You can spend weeks testing an agent against every scenario you can imagine, and a user will break it on day one with an input you never considered. This isn't a failure of imagination — it's a property of the gap between the people who build systems and the people who use them. Users bring their own mental models, their own vocabulary, their own assumptions about what the system can do. Those models don't match yours, and the mismatch produces inputs your agent has never seen.

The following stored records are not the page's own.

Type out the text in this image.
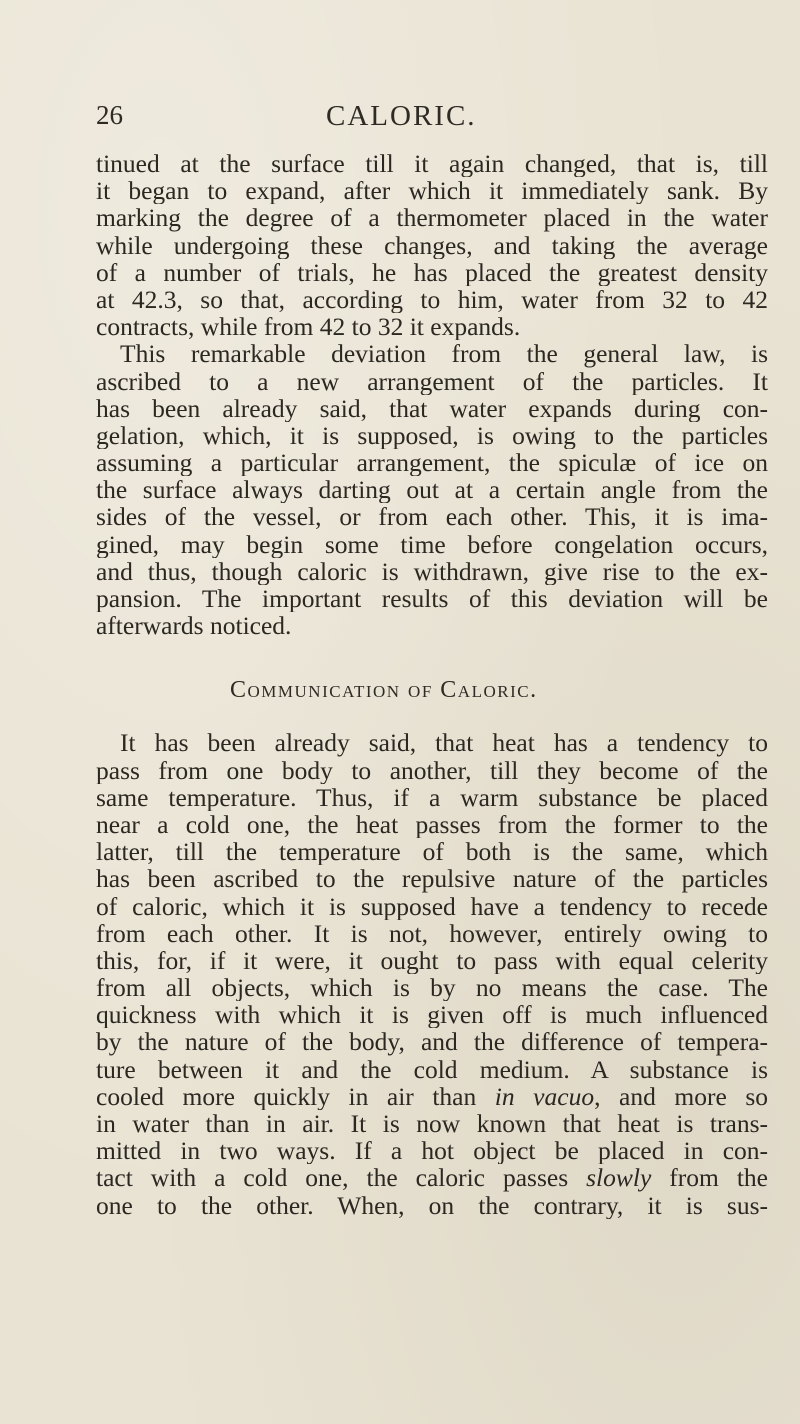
26	CALORIC.
tinued at the surface till it again changed, that is, till
it began to expand, after which it immediately sank. By
marking the degree of a thermometer placed in the water
while undergoing these changes, and taking the average
of a number of trials, he has placed the greatest density
at 42.3, so that, according to him, water from 32 to 42
contracts, while from 42 to 32 it expands.
This remarkable deviation from the general law, is
ascribed to a new arrangement of the particles. It
has been already said, that water expands during con-
gelation, which, it is supposed, is owing to the particles
assuming a particular arrangement, the spiculæ of ice on
the surface always darting out at a certain angle from the
sides of the vessel, or from each other. This, it is ima-
gined, may begin some time before congelation occurs,
and thus, though caloric is withdrawn, give rise to the ex-
pansion. The important results of this deviation will be
afterwards noticed.
Communication of Caloric.
It has been already said, that heat has a tendency to
pass from one body to another, till they become of the
same temperature. Thus, if a warm substance be placed
near a cold one, the heat passes from the former to the
latter, till the temperature of both is the same, which
has been ascribed to the repulsive nature of the particles
of caloric, which it is supposed have a tendency to recede
from each other. It is not, however, entirely owing to
this, for, if it were, it ought to pass with equal celerity
from all objects, which is by no means the case. The
quickness with which it is given off is much influenced
by the nature of the body, and the difference of tempera-
ture between it and the cold medium. A substance is
cooled more quickly in air than in vacuo, and more so
in water than in air. It is now known that heat is trans-
mitted in two ways. If a hot object be placed in con-
tact with a cold one, the caloric passes slowly from the
one to the other. When, on the contrary, it is sus-
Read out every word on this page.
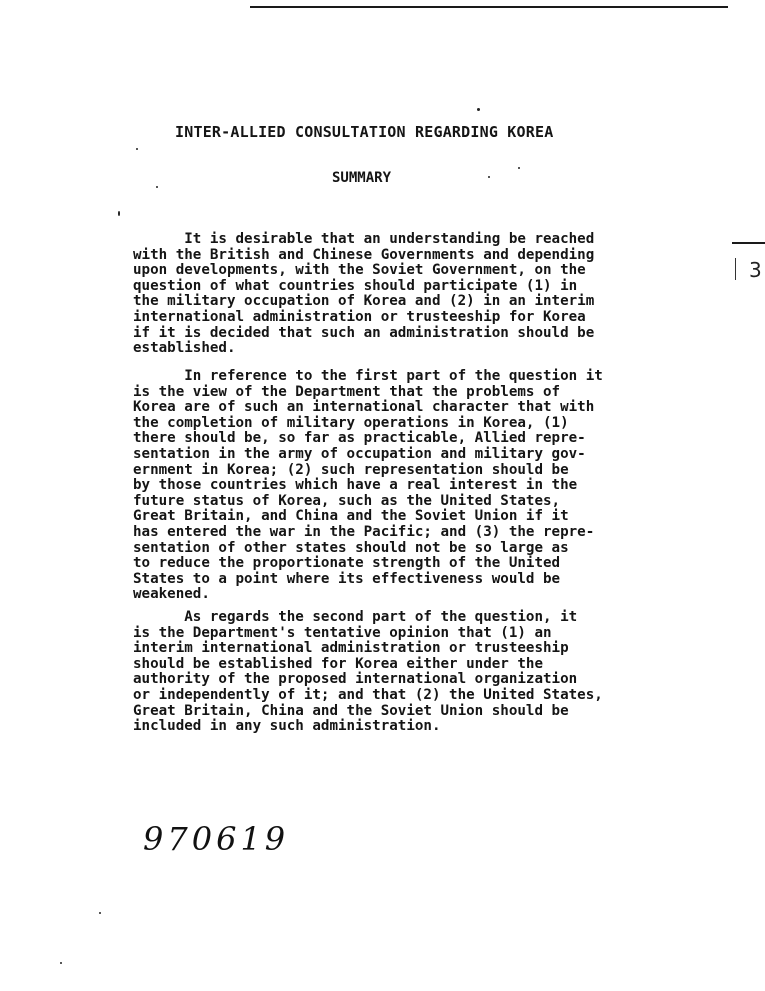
3
INTER-ALLIED CONSULTATION REGARDING KOREA
SUMMARY
It is desirable that an understanding be reached
with the British and Chinese Governments and depending
upon developments, with the Soviet Government, on the
question of what countries should participate (1) in
the military occupation of Korea and (2) in an interim
international administration or trusteeship for Korea
if it is decided that such an administration should be
established.
In reference to the first part of the question it
is the view of the Department that the problems of
Korea are of such an international character that with
the completion of military operations in Korea, (1)
there should be, so far as practicable, Allied repre-
sentation in the army of occupation and military gov-
ernment in Korea; (2) such representation should be
by those countries which have a real interest in the
future status of Korea, such as the United States,
Great Britain, and China and the Soviet Union if it
has entered the war in the Pacific; and (3) the repre-
sentation of other states should not be so large as
to reduce the proportionate strength of the United
States to a point where its effectiveness would be
weakened.
As regards the second part of the question, it
is the Department's tentative opinion that (1) an
interim international administration or trusteeship
should be established for Korea either under the
authority of the proposed international organization
or independently of it; and that (2) the United States,
Great Britain, China and the Soviet Union should be
included in any such administration.
970619
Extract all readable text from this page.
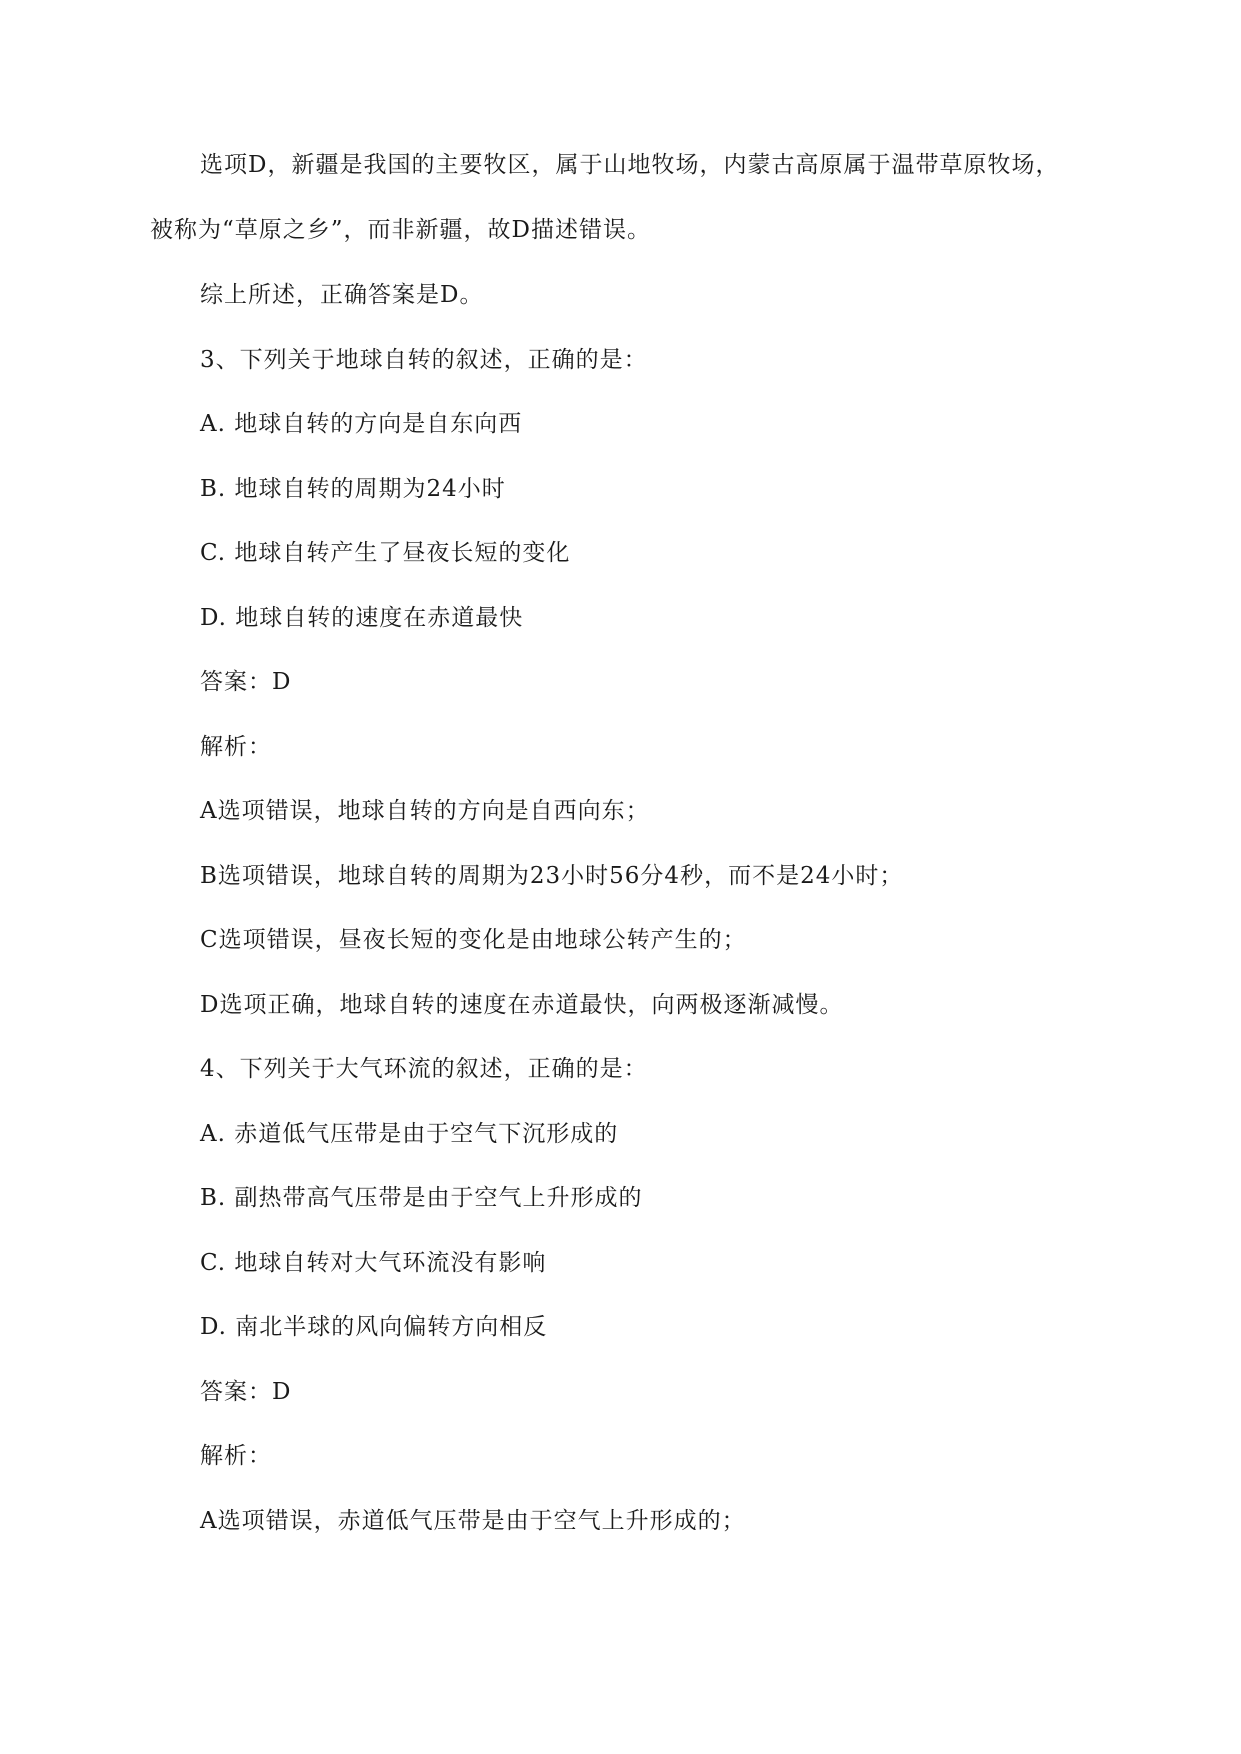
选项D，新疆是我国的主要牧区，属于山地牧场，内蒙古高原属于温带草原牧场，
被称为“草原之乡”，而非新疆，故D描述错误。
综上所述，正确答案是D。
3、下列关于地球自转的叙述，正确的是：
A. 地球自转的方向是自东向西
B. 地球自转的周期为24小时
C. 地球自转产生了昼夜长短的变化
D. 地球自转的速度在赤道最快
答案：D
解析：
A选项错误，地球自转的方向是自西向东；
B选项错误，地球自转的周期为23小时56分4秒，而不是24小时；
C选项错误，昼夜长短的变化是由地球公转产生的；
D选项正确，地球自转的速度在赤道最快，向两极逐渐减慢。
4、下列关于大气环流的叙述，正确的是：
A. 赤道低气压带是由于空气下沉形成的
B. 副热带高气压带是由于空气上升形成的
C. 地球自转对大气环流没有影响
D. 南北半球的风向偏转方向相反
答案：D
解析：
A选项错误，赤道低气压带是由于空气上升形成的；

The inputs that break agents aren't usually malicious or even unusual from the user's perspective. They're the natural expression of how that person thinks about the problem. A user who pastes an entire email thread into a field designed for a single question. A user who asks the agent to do something adjacent to its purpose, assuming it will figure out what they mean. A user who types in their native language when the agent was designed for English. A user who asks the same question five different ways, convinced that the right phrasing will unlock the answer they want. Each of these is a normal human behavior. None of them are in your test suite.

The response to this isn't to test more exhaustively — you can't enumerate the space of human behavior. The response is to design for graceful handling of unexpected inputs. What does the agent do when it receives something it doesn't understand? Does it fail helpfully, explaining what it can and can't do? Does it make a reasonable attempt and flag its uncertainty? Does it silently produce something plausible but wrong? The last option is the one to design away from, because it creates the worst user experience: the user thinks they got an answer, acts on it, and discovers the problem later.

The first month of production is your most valuable testing period. The inputs that arrive in that month represent the actual distribution of how your users think about the problem — which is always different from how you do. Collect them. Analyze the failures. Use them to build the eval set that your pre-launch testing couldn't have produced.

Design for the users you have, not the users you imagined.